Other issues of concern are what the union organizers call:

  • The erosion of the physician-led model of care and the threat of corporate influence on medical decision-making.
  • Limited input and decision-making power in matters affecting patient care, physician safety and professional autonomy.
  • The moral injury caused by the pressure to prioritize productivity and profit over patient needs and values, and from a lack of support and resources to provide high-quality care.

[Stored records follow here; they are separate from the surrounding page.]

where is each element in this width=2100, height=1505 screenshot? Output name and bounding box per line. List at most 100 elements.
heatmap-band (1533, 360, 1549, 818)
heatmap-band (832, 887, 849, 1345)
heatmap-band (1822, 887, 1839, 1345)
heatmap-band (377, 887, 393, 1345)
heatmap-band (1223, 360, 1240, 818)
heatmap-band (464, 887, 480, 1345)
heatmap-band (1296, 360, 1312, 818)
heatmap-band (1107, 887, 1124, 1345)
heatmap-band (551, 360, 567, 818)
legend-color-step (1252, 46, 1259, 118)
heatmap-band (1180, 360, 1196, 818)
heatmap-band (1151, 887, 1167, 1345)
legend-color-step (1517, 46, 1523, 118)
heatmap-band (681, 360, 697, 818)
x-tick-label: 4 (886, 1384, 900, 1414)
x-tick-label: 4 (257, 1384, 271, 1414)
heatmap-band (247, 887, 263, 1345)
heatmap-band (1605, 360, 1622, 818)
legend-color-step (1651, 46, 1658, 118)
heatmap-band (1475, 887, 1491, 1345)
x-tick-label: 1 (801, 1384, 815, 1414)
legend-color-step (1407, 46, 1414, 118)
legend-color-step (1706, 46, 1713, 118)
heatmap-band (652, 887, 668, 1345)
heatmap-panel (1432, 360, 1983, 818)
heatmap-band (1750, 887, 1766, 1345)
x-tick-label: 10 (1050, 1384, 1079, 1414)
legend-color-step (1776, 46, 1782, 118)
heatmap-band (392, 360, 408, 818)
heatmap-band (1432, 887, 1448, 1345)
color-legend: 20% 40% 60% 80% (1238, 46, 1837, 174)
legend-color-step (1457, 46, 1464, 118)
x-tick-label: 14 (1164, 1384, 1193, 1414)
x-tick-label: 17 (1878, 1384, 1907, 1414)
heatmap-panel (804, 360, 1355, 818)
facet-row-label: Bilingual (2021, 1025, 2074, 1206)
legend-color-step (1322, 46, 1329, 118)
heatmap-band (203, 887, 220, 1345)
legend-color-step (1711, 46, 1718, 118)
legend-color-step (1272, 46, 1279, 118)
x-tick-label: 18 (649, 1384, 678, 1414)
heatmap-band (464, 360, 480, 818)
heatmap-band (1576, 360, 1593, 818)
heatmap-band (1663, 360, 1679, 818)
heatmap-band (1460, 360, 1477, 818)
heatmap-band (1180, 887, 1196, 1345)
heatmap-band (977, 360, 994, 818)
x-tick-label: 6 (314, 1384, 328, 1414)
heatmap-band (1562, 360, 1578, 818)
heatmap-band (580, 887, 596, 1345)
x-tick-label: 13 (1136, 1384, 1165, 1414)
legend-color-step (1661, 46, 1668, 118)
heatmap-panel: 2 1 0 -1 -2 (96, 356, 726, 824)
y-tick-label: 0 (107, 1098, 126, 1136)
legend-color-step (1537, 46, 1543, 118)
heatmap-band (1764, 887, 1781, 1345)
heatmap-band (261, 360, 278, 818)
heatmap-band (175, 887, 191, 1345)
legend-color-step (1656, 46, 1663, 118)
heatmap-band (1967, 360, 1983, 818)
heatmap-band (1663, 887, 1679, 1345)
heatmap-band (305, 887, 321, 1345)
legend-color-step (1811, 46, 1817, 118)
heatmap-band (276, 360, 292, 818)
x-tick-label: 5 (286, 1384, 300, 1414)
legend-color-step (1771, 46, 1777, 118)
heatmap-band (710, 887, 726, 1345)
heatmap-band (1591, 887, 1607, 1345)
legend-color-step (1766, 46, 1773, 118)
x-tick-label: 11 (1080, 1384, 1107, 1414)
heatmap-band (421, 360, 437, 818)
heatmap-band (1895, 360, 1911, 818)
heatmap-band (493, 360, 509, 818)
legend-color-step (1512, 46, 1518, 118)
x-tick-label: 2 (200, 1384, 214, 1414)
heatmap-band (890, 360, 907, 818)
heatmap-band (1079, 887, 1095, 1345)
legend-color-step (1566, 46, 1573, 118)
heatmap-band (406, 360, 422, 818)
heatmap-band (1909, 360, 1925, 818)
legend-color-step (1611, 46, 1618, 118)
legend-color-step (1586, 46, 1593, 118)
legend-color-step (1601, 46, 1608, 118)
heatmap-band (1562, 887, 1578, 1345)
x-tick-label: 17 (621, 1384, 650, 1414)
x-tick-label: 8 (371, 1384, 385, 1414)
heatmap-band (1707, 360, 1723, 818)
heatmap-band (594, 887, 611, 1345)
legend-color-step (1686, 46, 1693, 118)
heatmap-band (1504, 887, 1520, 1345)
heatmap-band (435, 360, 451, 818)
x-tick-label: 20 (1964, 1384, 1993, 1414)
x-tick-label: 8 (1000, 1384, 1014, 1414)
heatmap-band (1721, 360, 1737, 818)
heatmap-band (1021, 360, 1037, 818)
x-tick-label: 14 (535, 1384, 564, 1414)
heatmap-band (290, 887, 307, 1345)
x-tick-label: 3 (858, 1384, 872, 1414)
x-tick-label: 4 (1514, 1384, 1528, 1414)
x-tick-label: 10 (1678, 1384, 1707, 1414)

Other doctors at ChristianaCare who support the effort echoed Sanjeev.

“What once felt like a partnership has evolved into an unhealthy dynamic, affecting our ability to deliver the compassionate care we all aspire to provide,” said Dr. Bryan Haimes, who specializes in pediatric emergency care.

“We’re at a tipping point,’’ said Dr. Gennadiy Ryklin, a hospitalist. “The majority of physicians across all the hospital specialties are saying the same thing: They don’t feel like they can safely take care of their patients anymore.”